Starting in 1937 this organisation pioneered the use of mark sense technology using the IBM 805 Test Scoring Machine. Today ETS is a US registered non-profit organisation with the mission ‘to advance quality and equity in education by providing fair and valid assessments, research and related services’. There are several for-profit subsidiaries, such as Prometric, which administers tests by computer for licensing and certification in the professional world, and ETSEMEA, which operates in 42 countries in Europe and has a strong presence in the Middle East and Africa.

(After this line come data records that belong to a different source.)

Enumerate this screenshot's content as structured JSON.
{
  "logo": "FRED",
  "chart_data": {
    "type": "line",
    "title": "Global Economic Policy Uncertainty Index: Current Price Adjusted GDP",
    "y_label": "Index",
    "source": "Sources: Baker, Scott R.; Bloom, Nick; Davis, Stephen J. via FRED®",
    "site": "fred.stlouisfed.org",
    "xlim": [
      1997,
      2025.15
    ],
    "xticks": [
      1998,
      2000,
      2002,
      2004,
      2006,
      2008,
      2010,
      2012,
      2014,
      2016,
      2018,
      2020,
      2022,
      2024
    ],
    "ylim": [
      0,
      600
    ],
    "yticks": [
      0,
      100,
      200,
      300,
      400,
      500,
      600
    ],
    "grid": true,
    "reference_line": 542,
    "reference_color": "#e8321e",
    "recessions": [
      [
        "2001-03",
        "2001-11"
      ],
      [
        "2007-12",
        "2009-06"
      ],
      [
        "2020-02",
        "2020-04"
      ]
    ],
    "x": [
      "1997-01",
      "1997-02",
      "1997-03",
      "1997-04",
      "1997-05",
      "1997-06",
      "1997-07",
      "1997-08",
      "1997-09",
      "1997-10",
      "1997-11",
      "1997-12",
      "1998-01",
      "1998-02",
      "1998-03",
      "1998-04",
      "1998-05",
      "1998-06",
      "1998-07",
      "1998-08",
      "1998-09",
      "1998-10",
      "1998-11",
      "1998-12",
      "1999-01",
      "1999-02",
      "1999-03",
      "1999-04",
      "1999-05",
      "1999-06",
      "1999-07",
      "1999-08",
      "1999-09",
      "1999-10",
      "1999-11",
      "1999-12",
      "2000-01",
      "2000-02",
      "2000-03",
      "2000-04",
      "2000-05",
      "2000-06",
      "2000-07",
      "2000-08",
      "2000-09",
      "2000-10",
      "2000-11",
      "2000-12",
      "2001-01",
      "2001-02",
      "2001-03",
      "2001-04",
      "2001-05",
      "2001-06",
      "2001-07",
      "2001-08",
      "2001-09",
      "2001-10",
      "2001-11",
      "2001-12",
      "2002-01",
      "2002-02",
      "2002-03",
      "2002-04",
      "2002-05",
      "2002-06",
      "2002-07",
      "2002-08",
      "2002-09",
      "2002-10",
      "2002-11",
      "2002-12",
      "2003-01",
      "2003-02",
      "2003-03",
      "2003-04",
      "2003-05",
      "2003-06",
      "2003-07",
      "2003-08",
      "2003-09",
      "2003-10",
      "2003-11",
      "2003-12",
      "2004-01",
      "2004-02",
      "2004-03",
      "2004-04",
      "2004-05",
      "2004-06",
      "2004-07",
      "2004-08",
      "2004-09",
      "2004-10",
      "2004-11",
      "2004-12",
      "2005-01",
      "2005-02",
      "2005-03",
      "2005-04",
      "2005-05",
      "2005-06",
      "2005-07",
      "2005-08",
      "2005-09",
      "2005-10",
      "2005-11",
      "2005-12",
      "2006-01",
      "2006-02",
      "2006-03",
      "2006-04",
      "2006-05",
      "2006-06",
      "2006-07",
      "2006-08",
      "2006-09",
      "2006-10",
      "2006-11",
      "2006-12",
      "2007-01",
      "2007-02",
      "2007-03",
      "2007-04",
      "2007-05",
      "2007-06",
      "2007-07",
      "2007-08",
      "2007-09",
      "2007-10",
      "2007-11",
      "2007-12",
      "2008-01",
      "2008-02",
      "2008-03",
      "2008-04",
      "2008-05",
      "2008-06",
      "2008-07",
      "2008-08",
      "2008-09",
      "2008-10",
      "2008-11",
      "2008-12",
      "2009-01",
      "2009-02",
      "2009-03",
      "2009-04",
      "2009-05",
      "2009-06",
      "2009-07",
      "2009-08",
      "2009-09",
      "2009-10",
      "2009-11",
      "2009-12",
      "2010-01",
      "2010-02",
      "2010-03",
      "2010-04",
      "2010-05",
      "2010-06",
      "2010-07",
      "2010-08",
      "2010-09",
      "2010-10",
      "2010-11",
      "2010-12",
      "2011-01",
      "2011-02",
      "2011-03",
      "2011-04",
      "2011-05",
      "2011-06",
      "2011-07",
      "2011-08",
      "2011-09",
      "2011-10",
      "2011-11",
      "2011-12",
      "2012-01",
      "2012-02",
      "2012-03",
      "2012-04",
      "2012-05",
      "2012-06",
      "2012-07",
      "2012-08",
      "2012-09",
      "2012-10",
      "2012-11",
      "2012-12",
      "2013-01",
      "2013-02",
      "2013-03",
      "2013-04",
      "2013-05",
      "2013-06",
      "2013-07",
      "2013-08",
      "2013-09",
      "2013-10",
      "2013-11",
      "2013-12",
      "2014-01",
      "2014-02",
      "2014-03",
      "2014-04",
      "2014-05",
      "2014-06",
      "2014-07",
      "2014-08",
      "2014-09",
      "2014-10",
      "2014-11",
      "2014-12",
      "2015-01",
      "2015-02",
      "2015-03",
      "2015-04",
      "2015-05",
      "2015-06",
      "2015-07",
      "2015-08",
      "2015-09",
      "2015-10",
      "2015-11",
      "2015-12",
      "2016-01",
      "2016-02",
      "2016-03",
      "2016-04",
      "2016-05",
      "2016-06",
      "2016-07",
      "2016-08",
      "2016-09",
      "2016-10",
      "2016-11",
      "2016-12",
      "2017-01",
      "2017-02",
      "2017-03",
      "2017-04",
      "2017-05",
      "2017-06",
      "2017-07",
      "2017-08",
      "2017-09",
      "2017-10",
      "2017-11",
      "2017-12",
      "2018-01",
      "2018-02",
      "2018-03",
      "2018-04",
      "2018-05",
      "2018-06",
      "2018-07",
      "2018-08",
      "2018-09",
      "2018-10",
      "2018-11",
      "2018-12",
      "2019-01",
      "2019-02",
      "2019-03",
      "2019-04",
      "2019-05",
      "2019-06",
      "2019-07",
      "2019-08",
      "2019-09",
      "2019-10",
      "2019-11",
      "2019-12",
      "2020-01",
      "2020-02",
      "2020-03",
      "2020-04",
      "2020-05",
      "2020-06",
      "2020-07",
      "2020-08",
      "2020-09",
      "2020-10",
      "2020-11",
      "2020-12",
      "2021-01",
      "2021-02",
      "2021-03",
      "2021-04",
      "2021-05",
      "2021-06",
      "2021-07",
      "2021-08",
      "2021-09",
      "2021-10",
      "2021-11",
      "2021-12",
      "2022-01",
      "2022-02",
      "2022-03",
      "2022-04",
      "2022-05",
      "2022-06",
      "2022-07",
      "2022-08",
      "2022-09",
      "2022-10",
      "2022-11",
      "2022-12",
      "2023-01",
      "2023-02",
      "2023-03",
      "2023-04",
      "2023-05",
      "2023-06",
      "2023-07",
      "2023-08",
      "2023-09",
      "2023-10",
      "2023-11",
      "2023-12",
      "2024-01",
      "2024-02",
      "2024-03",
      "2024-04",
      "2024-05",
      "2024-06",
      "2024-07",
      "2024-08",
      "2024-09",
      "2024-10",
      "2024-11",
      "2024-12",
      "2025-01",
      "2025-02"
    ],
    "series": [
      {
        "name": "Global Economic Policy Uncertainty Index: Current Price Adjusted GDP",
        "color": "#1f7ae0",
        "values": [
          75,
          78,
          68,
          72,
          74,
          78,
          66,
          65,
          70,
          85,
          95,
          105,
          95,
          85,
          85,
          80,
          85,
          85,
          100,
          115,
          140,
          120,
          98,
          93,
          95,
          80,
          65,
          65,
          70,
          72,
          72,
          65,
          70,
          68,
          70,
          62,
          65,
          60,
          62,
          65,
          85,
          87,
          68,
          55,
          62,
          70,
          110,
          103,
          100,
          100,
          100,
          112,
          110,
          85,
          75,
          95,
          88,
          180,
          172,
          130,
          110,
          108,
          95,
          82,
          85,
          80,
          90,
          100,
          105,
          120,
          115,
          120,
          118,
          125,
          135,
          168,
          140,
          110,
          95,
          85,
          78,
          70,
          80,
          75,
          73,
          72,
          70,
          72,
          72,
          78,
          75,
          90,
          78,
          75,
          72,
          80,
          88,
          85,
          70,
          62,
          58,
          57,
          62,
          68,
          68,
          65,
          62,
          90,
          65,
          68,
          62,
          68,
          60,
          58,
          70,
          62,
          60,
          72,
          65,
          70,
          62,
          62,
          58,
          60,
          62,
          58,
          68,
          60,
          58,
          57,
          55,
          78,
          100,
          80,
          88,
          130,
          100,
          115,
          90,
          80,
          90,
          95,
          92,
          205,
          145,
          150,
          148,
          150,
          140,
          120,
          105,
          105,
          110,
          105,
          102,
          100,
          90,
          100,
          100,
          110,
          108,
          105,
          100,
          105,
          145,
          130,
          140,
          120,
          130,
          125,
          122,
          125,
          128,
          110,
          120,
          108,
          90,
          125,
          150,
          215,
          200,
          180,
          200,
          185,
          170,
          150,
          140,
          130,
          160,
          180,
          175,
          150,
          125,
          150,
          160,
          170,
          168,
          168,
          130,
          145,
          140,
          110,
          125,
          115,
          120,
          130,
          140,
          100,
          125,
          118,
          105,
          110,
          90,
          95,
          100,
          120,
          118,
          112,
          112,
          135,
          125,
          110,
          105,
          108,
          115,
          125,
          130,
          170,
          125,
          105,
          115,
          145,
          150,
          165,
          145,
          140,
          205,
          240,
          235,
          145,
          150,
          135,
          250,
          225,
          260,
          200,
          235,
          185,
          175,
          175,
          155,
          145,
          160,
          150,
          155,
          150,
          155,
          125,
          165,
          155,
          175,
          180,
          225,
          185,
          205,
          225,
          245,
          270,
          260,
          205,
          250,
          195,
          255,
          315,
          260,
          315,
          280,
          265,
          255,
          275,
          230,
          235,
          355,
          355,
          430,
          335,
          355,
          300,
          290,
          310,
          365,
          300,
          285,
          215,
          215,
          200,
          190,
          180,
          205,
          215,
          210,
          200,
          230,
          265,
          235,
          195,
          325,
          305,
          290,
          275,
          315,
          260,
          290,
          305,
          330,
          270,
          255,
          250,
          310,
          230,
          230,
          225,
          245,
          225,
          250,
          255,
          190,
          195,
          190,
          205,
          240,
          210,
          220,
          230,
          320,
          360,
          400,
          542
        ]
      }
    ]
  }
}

There is a history of complaints about ETS mismanagement. In 2004 40,000 teachers sat flawed exams in the US. In 2007 the New York Times described ETS as ‘a highly competitive business operation that is as much multinational monopoly as non-profit institution’. As a non-profit organisation, ETS is exempt from paying federal corporate income tax on most of its operations. Furthermore it does not need to report financial information to the Securities and Exchange Commission. ETS also guards its ‘educational assessment’ secrets – last year a disclosure law was passed in New York State requiring ETS to make available certain test questions and graded answer sheets.

ETS shambles
In England many of the 9,991 SATS markers began complaining about ETS computer assessment programmes as early as February this year. Training was an online marking exercise and errors could be adjusted on screen, so there was no external support. The results, said one KS2 Science marker, would be ‘meaningless’ because examiners were not able to discuss errors with a supervisor. A KS3 marker said she had to input 33,000 marks individually on the computer, and a KS3 Science examiner said he had got his girlfriend’s 10-year-old son to do it. ETS’s helpline was often blocked and emails went unanswered. Additionally exam scripts were sent to the wrong markers, often late or incomplete and it was impossible to amend pupil registration on line. Emergency centres were set up, some, it seems, employing pupils who had just finished A levels, in the hope of completing SATS by the 8 July deadline. Complete national SATS results will not be available until September.

So what?
The ETS shambles gives the lie to the Labour government’s grovelling admiration for private enterprise as a shining beacon of efficiency in contrast to public control. In fact, where the privatised system is designed to generate maximum returns from the minimum possible outlay the margins for error are very small and the whole system depends on zero disruption. As if it is not bad enough that children’s learning is reduced to computerised quick-fire recording, by now the entire education system is. Labour’s data reporting system of managing schools depends on the annual SATS results for schools to plan and organise their classes into sets for the following academic year. Timetables, class size and teacher availability for September all depend on SATS. Inspectors use SATS to judge schools on progress and ‘value-added’, and Ofsted decide on the success or failure of schools according to SATS. Every year the league tables of school performance, area by area, are published and are now an integral part of the competition between schools for pupils, funding and status.

Send for OfQual
Labour, of course, has only one answer to the bureaucratic mess it has created. Make another quango of well-paid testers to test the testers, the Office of Quality or OfQual. Meanwhile the so-called ‘irrevocable’ five-year contract with ETS is in serious trouble, with the government considering ‘all available options’.